Aborted (core dumped)

But in my case using sudo with the command worked perfectly fine.



回答11:

I encountered this problem when I accidently installed the CUDA 9.2 libcudnn7_7.2.1.38-1+cuda9.2_amd64.deb instead of libcudnn7_7.0.5.15-1+cuda9.0_amd64.deb on a system with CUDA 9.0 installed.

I got there because I had CUDA 9.2 installed and I had downgraded to CUDA 9.0, and evidently libcudnn is specific to versions.



回答12:

For me, re-running the CUDA installation as described here solved the problem:

# Add NVIDIA package repository
sudo apt-key adv --fetch-keys http://developer.download.nvidia.com/compute/cuda/repos/ubuntu1604/x86_64/7fa2af80.pub
wget http://developer.download.nvidia.com/compute/cuda/repos/ubuntu1604/x86_64/cuda-repo-ubuntu1604_9.1.85-1_amd64.deb
sudo apt install ./cuda-repo-ubuntu1604_9.1.85-1_amd64.deb
wget http://developer.download.nvidia.com/compute/machine-learning/repos/ubuntu1604/x86_64/nvidia-machine-learning-repo-ubuntu1604_1.0.0-1_amd64.deb
sudo apt install ./nvidia-machine-learning-repo-ubuntu1604_1.0.0-1_amd64.deb
sudo apt update

# Install CUDA and tools. Include optional NCCL 2.x
sudo apt install cuda9.0 cuda-cublas-9-0 cuda-cufft-9-0 cuda-curand-9-0 \
    cuda-cusolver-9-0 cuda-cusparse-9-0 libcudnn7=7.2.1.38-1+cuda9.0 \
    libnccl2=2.2.13-1+cuda9.0 cuda-command-line-tools-9-0

During the installation apt-get downgraded cudnn7 which I think is the culprit here.
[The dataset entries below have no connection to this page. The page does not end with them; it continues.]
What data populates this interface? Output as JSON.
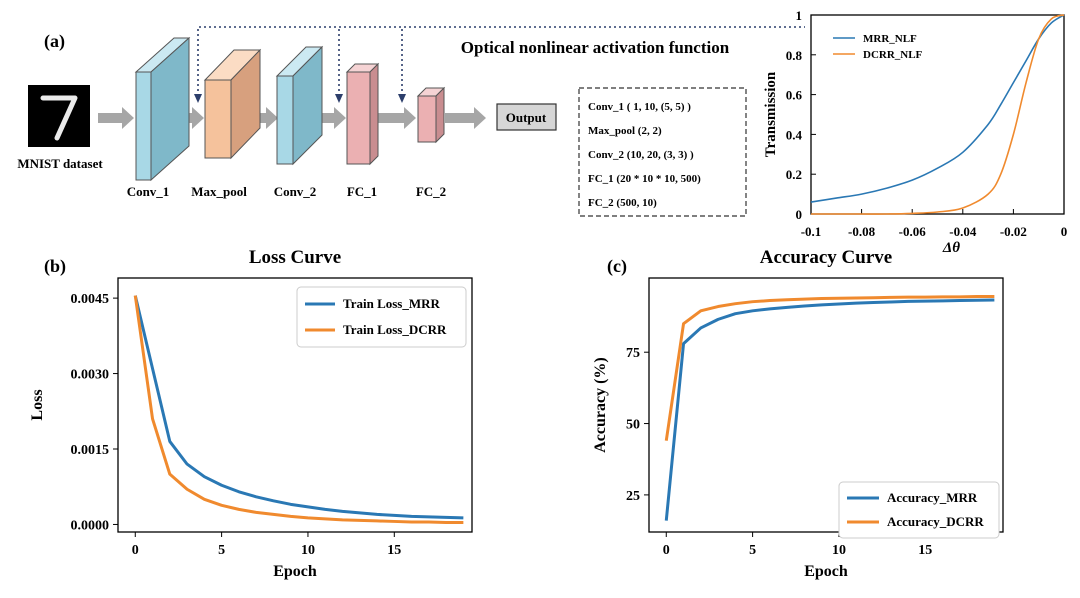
{
  "panel_a": {
    "label": "(a)",
    "annotation": "Optical nonlinear activation function",
    "input_label": "MNIST dataset",
    "output_label": "Output",
    "layers": [
      "Conv_1",
      "Max_pool",
      "Conv_2",
      "FC_1",
      "FC_2"
    ],
    "config": [
      "Conv_1 ( 1, 10, (5, 5) )",
      "Max_pool (2, 2)",
      "Conv_2 (10, 20, (3, 3) )",
      "FC_1 (20 * 10 * 10, 500)",
      "FC_2 (500, 10)"
    ]
  },
  "panel_b": {
    "label": "(b)"
  },
  "panel_c": {
    "label": "(c)"
  },
  "colors": {
    "blue": "#2a78b4",
    "orange": "#f08a2e",
    "conv": "#a8d8e6",
    "pool": "#f5c29c",
    "fc": "#ebb0b2"
  },
  "chart_data": [
    {
      "id": "transmission",
      "type": "line",
      "title": "",
      "xlabel": "Δθ",
      "ylabel": "Transmission",
      "xlim": [
        -0.1,
        0
      ],
      "ylim": [
        0,
        1
      ],
      "xticks": [
        "-0.1",
        "-0.08",
        "-0.06",
        "-0.04",
        "-0.02",
        "0"
      ],
      "yticks": [
        "0",
        "0.2",
        "0.4",
        "0.6",
        "0.8",
        "1"
      ],
      "legend": "top-left",
      "x": [
        -0.1,
        -0.09,
        -0.08,
        -0.07,
        -0.06,
        -0.05,
        -0.04,
        -0.03,
        -0.025,
        -0.02,
        -0.015,
        -0.01,
        -0.005,
        0
      ],
      "series": [
        {
          "name": "MRR_NLF",
          "color": "#2a78b4",
          "values": [
            0.06,
            0.08,
            0.1,
            0.13,
            0.17,
            0.23,
            0.31,
            0.45,
            0.55,
            0.66,
            0.77,
            0.88,
            0.96,
            1.0
          ]
        },
        {
          "name": "DCRR_NLF",
          "color": "#f08a2e",
          "values": [
            0.0,
            0.0,
            0.0,
            0.0,
            0.003,
            0.01,
            0.03,
            0.1,
            0.2,
            0.4,
            0.66,
            0.88,
            0.98,
            1.0
          ]
        }
      ]
    },
    {
      "id": "loss",
      "type": "line",
      "title": "Loss Curve",
      "xlabel": "Epoch",
      "ylabel": "Loss",
      "xlim": [
        -1,
        19.5
      ],
      "ylim": [
        -0.00015,
        0.0049
      ],
      "xticks": [
        "0",
        "5",
        "10",
        "15"
      ],
      "yticks": [
        "0.0000",
        "0.0015",
        "0.0030",
        "0.0045"
      ],
      "legend": "top-right",
      "x": [
        0,
        1,
        2,
        3,
        4,
        5,
        6,
        7,
        8,
        9,
        10,
        11,
        12,
        13,
        14,
        15,
        16,
        17,
        18,
        19
      ],
      "series": [
        {
          "name": "Train Loss_MRR",
          "color": "#2a78b4",
          "values": [
            0.00455,
            0.0031,
            0.00165,
            0.0012,
            0.00095,
            0.00078,
            0.00065,
            0.00055,
            0.00047,
            0.0004,
            0.00035,
            0.0003,
            0.00026,
            0.00023,
            0.0002,
            0.00018,
            0.00016,
            0.00015,
            0.00014,
            0.00013
          ]
        },
        {
          "name": "Train Loss_DCRR",
          "color": "#f08a2e",
          "values": [
            0.00455,
            0.0021,
            0.001,
            0.0007,
            0.0005,
            0.00038,
            0.0003,
            0.00024,
            0.0002,
            0.00016,
            0.00013,
            0.00011,
            9e-05,
            8e-05,
            7e-05,
            6e-05,
            5e-05,
            5e-05,
            4e-05,
            4e-05
          ]
        }
      ]
    },
    {
      "id": "accuracy",
      "type": "line",
      "title": "Accuracy Curve",
      "xlabel": "Epoch",
      "ylabel": "Accuracy (%)",
      "xlim": [
        -1,
        19.5
      ],
      "ylim": [
        12,
        101
      ],
      "xticks": [
        "0",
        "5",
        "10",
        "15"
      ],
      "yticks": [
        "25",
        "50",
        "75"
      ],
      "legend": "bottom-right",
      "x": [
        0,
        1,
        2,
        3,
        4,
        5,
        6,
        7,
        8,
        9,
        10,
        11,
        12,
        13,
        14,
        15,
        16,
        17,
        18,
        19
      ],
      "series": [
        {
          "name": "Accuracy_MRR",
          "color": "#2a78b4",
          "values": [
            16,
            78,
            83.5,
            86.5,
            88.5,
            89.5,
            90.2,
            90.7,
            91.2,
            91.6,
            91.9,
            92.2,
            92.4,
            92.6,
            92.8,
            92.9,
            93,
            93.1,
            93.2,
            93.3
          ]
        },
        {
          "name": "Accuracy_DCRR",
          "color": "#f08a2e",
          "values": [
            44,
            85,
            89.5,
            91,
            92,
            92.7,
            93.1,
            93.4,
            93.6,
            93.8,
            93.9,
            94,
            94.1,
            94.2,
            94.3,
            94.3,
            94.4,
            94.4,
            94.5,
            94.5
          ]
        }
      ]
    }
  ]
}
Probably it got updated accidentally with apt-get upgrade to a version which is incompatible with some other piece of the system.



回答13:

Please remember to close your tensorboard terminal/cmd or other terminals, that have interactions to/with the directory. Then you can restart the training at it should work.



回答14:

It has to do with the memory fraction available to load GPU resources to create cudnn handle, also known as per_process_gpu_memory_fraction. Reducing this memory fraction by yourself will solve the error.

> sess_config = tf.ConfigProto(gpu_options =
> tf.GPUOptions(per_process_gpu_memory_fraction=0.7),
> allow_soft_placement = True)
> 
> with tf.Session(config=sess_config) as sess:
>      sess.run([whatever])

Use as small fraction as could fit in your memory. (In the code, I use 0.7, you can start with 0.3 or even smaller, then increase until you get the same error, that's your limit.) Pass it to your tf.Session() or tf.train.MonitoredTrainingSession() or Supervisor's sv.managed_session() as config.

This should allow your GPU create a cudnn handle for your TensorFlow code.